National Security and Intelligence Review Agency Act (S.C. 2019, c. 13, s. 2) and Security of Canada Information Disclosure Act (S.C. 2015, c. 20, s. 2)

Links:

Overview

  • The National Security and Intelligence Review Agency (NSIRA), established in 2019, has a statutory mandate to review the activities of the Canadian Security Intelligence Service and Communications Security Establishment.
  • NSIRA is also mandated to review the national security and intelligence activities of other federal departments and agencies, and ministerial referrals. This includes, but is not limited to, the Royal Canadian Mounted Police the Department of National Defence, and the Department of Justice.
  • NSIRA’s reviews include disclosures made by federal government institutions pursuant to the Security of Canada Information Disclosure Act (SCIDA) .
  • The NSIRAA and the Privacy Act authorize the coordination of OPC investigations and NSIRA reviews.
  • SCIDA’s statutory purpose is to “encourage and facilitate the disclosure of information between Government of Canada institutions in order to protect Canada against activities that undermine the security of Canada.”

Key Provisions

NSIRAA

  • Subsections 15.1(1) of NSIRAA and 37(5) of the Privacy Act authorize coordination of NSIRA reviews and OPC investigations under s. 37 of the Privacy Act.

SCIDA

  • Subsection 5(1) of SCIDA contains its own national security-related disclosure authority that permits disclosure to heads of scheduled federal institutions.
  • Paragraph 5(1)(a) requires that the “disclosure will contribute to the exercise of the recipient institution’s jurisdiction, or the carrying out of its responsibilities, under an Act of Parliament or another lawful authority, in respect of activities that undermine the security of Canada”.
  • Paragraph 5(1)(b), whose application the OPC was responsible for reviewing during the 2020 joint review with the NSIRA, requires that “disclosure […] not affect any person’s privacy interest more than is reasonably necessary in the circumstances.” [Redacted]

Supplementary Information

Prepared by: Legal Services Directorate


Proceeds of Crime (Money Laundering) and Terrorist Financing Act (S.C. 2000, c. 17)

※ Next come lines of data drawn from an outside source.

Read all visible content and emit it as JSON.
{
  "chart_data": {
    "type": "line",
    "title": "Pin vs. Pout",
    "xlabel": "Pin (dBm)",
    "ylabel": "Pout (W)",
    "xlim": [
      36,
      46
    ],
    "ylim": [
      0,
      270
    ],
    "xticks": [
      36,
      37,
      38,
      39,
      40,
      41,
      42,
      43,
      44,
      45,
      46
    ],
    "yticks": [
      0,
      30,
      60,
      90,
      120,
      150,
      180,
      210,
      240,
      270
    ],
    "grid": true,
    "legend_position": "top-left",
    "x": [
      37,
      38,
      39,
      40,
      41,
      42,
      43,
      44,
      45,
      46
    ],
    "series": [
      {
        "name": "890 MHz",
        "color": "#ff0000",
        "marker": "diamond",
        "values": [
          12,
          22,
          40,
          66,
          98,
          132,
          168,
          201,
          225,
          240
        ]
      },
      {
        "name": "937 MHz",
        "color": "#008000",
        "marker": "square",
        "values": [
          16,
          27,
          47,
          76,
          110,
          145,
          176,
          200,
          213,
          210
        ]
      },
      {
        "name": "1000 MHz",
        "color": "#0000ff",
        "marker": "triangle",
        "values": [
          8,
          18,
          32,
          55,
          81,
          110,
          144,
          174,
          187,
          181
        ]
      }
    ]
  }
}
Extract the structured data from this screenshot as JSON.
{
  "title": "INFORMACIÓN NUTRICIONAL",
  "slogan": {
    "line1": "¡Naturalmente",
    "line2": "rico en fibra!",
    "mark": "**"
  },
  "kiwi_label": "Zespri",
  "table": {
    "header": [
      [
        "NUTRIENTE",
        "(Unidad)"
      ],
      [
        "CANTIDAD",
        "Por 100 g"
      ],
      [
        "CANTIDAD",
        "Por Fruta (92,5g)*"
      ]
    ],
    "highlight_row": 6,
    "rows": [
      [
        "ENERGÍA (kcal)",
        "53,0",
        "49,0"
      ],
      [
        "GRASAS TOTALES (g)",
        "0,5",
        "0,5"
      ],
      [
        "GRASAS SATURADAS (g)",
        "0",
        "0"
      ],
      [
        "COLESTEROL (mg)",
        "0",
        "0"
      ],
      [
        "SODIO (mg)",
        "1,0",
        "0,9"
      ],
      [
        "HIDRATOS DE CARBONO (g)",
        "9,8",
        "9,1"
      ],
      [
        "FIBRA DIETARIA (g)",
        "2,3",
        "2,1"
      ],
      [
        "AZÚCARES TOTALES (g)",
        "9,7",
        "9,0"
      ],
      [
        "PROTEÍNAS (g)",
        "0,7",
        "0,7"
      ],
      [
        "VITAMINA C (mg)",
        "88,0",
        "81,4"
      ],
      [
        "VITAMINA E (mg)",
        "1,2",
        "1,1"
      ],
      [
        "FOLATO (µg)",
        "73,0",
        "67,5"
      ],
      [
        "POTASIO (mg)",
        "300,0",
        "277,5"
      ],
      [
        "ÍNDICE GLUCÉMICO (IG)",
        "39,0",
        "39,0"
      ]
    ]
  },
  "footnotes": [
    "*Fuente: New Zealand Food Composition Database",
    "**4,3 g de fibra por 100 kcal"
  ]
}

Link: Proceeds of Crime (Money Laundering) and Terrorist Financing Act

Overview

  • The Proceeds of Crime (Money Laundering) and Terrorist Financing Act (PCMLTFA) requires organizations subject to the PCMLTFA to undertake certain compliance activities, such as client identification and record keeping activities. As well, certain transactions are required to be reported to the Financial Transactions and Reports Analysis Centre of Canada (FINTRAC).
  • FINTRAC is required to comply with the Privacy Act and with specific obligations in the PCMLTFA relating to the collection, use and disclosure of information that it receives.
  • Every two years, the OPC is required, pursuant to subsection 72(2) of the PCMLTFA, to review the measures taken by FINTRAC to protect information that it receives or collects under the PCMLTFA, and to report to Parliament on the results of the review.

Key Provisions

  • Entities subject to the PCMLTFA are required to report suspicious transactions to FINTRAC – section 7.
  • The PCLMTFA sets out which reports and information FINTRAC is to receive, assess and analyze, and when it may dispose of them – section 54.
  • PIPEDA contains an exception to consent for disclosures to FINTRAC – PIPEDA, section 7(3)(c. 2).